As crypto investors keep an eye on potential spot Bitcoin ETF approvals from the US, South Korea’s top financial regulator is proposing changes to the country’s credit finance laws to ban the purchase of cryptocurrencies with credit cards. This move is aimed at addressing concerns over illegal capital outflows and money laundering, which have been highlighted following several high-profile crypto bankruptcies in 2022.
The Financial Services Commission (FSC) of South Korea expressed worries about South Korean citizens buying crypto from foreign exchanges, which could lead to illegal capital flight and money laundering. The FSC is currently seeking public opinion on the proposal until February 13, with the plan expected to undergo review and resolution before implementation in the first half of the year.

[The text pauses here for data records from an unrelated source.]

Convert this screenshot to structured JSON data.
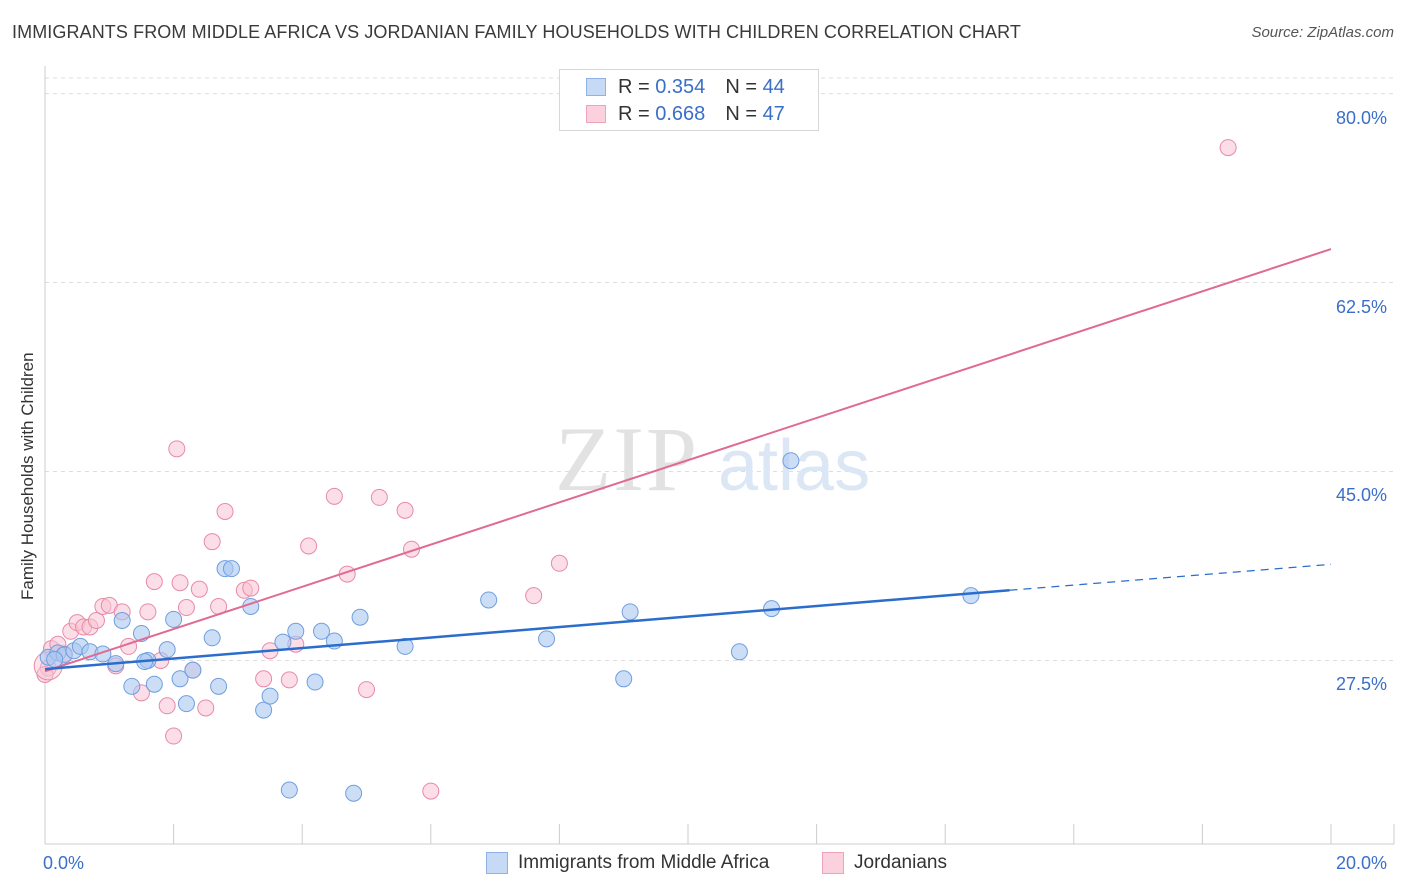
{
  "title": "IMMIGRANTS FROM MIDDLE AFRICA VS JORDANIAN FAMILY HOUSEHOLDS WITH CHILDREN CORRELATION CHART",
  "source": "Source: ZipAtlas.com",
  "watermark": {
    "zip": "ZIP",
    "atlas": "atlas"
  },
  "legend": {
    "r_label": "R =",
    "n_label": "N =",
    "series": [
      {
        "r": "0.354",
        "n": "44"
      },
      {
        "r": "0.668",
        "n": "47"
      }
    ]
  },
  "colors": {
    "blue_fill": "#aac8f0",
    "blue_stroke": "#6f9ee0",
    "blue_line": "#2a6dcc",
    "pink_fill": "#f8c3d3",
    "pink_stroke": "#e98aa8",
    "pink_line": "#e06a94",
    "tick_text": "#3a6fc8",
    "grid": "#dddddd"
  },
  "chart_data": {
    "type": "scatter",
    "title": "IMMIGRANTS FROM MIDDLE AFRICA VS JORDANIAN FAMILY HOUSEHOLDS WITH CHILDREN CORRELATION CHART",
    "xlabel": "",
    "ylabel": "Family Households with Children",
    "xlim": [
      0,
      20
    ],
    "ylim": [
      10.5,
      82
    ],
    "x_tick_labels": [
      "0.0%",
      "20.0%"
    ],
    "y_ticks": [
      27.5,
      45.0,
      62.5,
      80.0
    ],
    "y_tick_labels": [
      "27.5%",
      "45.0%",
      "62.5%",
      "80.0%"
    ],
    "legend_position": "top-center",
    "series": [
      {
        "name": "Immigrants from Middle Africa",
        "color": "#aac8f0",
        "trend": {
          "x0": 0,
          "y0": 26.7,
          "x1": 15.0,
          "y1": 34.0,
          "dash_to_x": 20.0,
          "dash_to_y": 36.4
        },
        "points": [
          [
            0.05,
            27.8
          ],
          [
            0.2,
            28.2
          ],
          [
            0.3,
            28.0
          ],
          [
            0.45,
            28.4
          ],
          [
            0.55,
            28.8
          ],
          [
            0.7,
            28.3
          ],
          [
            0.9,
            28.1
          ],
          [
            1.1,
            27.2
          ],
          [
            1.2,
            31.2
          ],
          [
            1.35,
            25.1
          ],
          [
            1.5,
            30.0
          ],
          [
            1.6,
            27.5
          ],
          [
            1.7,
            25.3
          ],
          [
            1.9,
            28.5
          ],
          [
            2.0,
            31.3
          ],
          [
            2.1,
            25.8
          ],
          [
            2.2,
            23.5
          ],
          [
            2.3,
            26.6
          ],
          [
            2.6,
            29.6
          ],
          [
            2.7,
            25.1
          ],
          [
            2.8,
            36.0
          ],
          [
            2.9,
            36.0
          ],
          [
            3.2,
            32.5
          ],
          [
            3.4,
            22.9
          ],
          [
            3.5,
            24.2
          ],
          [
            3.7,
            29.2
          ],
          [
            3.8,
            15.5
          ],
          [
            3.9,
            30.2
          ],
          [
            4.2,
            25.5
          ],
          [
            4.3,
            30.2
          ],
          [
            4.5,
            29.3
          ],
          [
            4.8,
            15.2
          ],
          [
            4.9,
            31.5
          ],
          [
            5.6,
            28.8
          ],
          [
            6.9,
            33.1
          ],
          [
            7.8,
            29.5
          ],
          [
            9.0,
            25.8
          ],
          [
            9.1,
            32.0
          ],
          [
            10.8,
            28.3
          ],
          [
            11.3,
            32.3
          ],
          [
            11.6,
            46.0
          ],
          [
            14.4,
            33.5
          ],
          [
            0.15,
            27.6
          ],
          [
            1.55,
            27.4
          ]
        ]
      },
      {
        "name": "Jordanians",
        "color": "#f8c3d3",
        "trend": {
          "x0": 0,
          "y0": 26.5,
          "x1": 20.0,
          "y1": 65.6
        },
        "points": [
          [
            0.05,
            26.8
          ],
          [
            0.1,
            28.6
          ],
          [
            0.2,
            29.0
          ],
          [
            0.3,
            28.1
          ],
          [
            0.4,
            30.2
          ],
          [
            0.5,
            31.0
          ],
          [
            0.6,
            30.6
          ],
          [
            0.7,
            30.6
          ],
          [
            0.8,
            31.2
          ],
          [
            0.9,
            32.5
          ],
          [
            1.0,
            32.6
          ],
          [
            1.1,
            27.0
          ],
          [
            1.2,
            32.0
          ],
          [
            1.3,
            28.8
          ],
          [
            1.5,
            24.5
          ],
          [
            1.6,
            32.0
          ],
          [
            1.7,
            34.8
          ],
          [
            1.8,
            27.5
          ],
          [
            1.9,
            23.3
          ],
          [
            2.0,
            20.5
          ],
          [
            2.05,
            47.1
          ],
          [
            2.1,
            34.7
          ],
          [
            2.2,
            32.4
          ],
          [
            2.3,
            26.6
          ],
          [
            2.4,
            34.1
          ],
          [
            2.5,
            23.1
          ],
          [
            2.6,
            38.5
          ],
          [
            2.7,
            32.5
          ],
          [
            2.8,
            41.3
          ],
          [
            3.1,
            34.0
          ],
          [
            3.2,
            34.2
          ],
          [
            3.4,
            25.8
          ],
          [
            3.5,
            28.4
          ],
          [
            3.8,
            25.7
          ],
          [
            3.9,
            29.0
          ],
          [
            4.1,
            38.1
          ],
          [
            4.5,
            42.7
          ],
          [
            4.7,
            35.5
          ],
          [
            5.0,
            24.8
          ],
          [
            5.2,
            42.6
          ],
          [
            5.6,
            41.4
          ],
          [
            5.7,
            37.8
          ],
          [
            6.0,
            15.4
          ],
          [
            7.6,
            33.5
          ],
          [
            8.0,
            36.5
          ],
          [
            18.4,
            75.0
          ],
          [
            0.0,
            26.2
          ]
        ]
      }
    ]
  },
  "bottom_legend": {
    "items": [
      "Immigrants from Middle Africa",
      "Jordanians"
    ]
  }
}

According to local news agency Yonhap, current laws only allow local crypto exchanges to facilitate transactions between verified deposit and withdrawal accounts. However, these rules do not apply to foreign crypto exchanges, which has been a regulatory loophole.
The push for crypto regulations remains a hot topic, especially in developed countries, due to fears of money laundering and the collapse of crypto firms. The failure of Terra Luna and the subsequent bankruptcy of the US-based crypto exchange FTX, which affected hundreds of thousands of users, have spurred on regulatory actions.
As a result of these regulations, crypto companies have been forced to cease operations in several countries, including the US and the UK. However, those that have completed their licensing applications have managed to regain investor trust.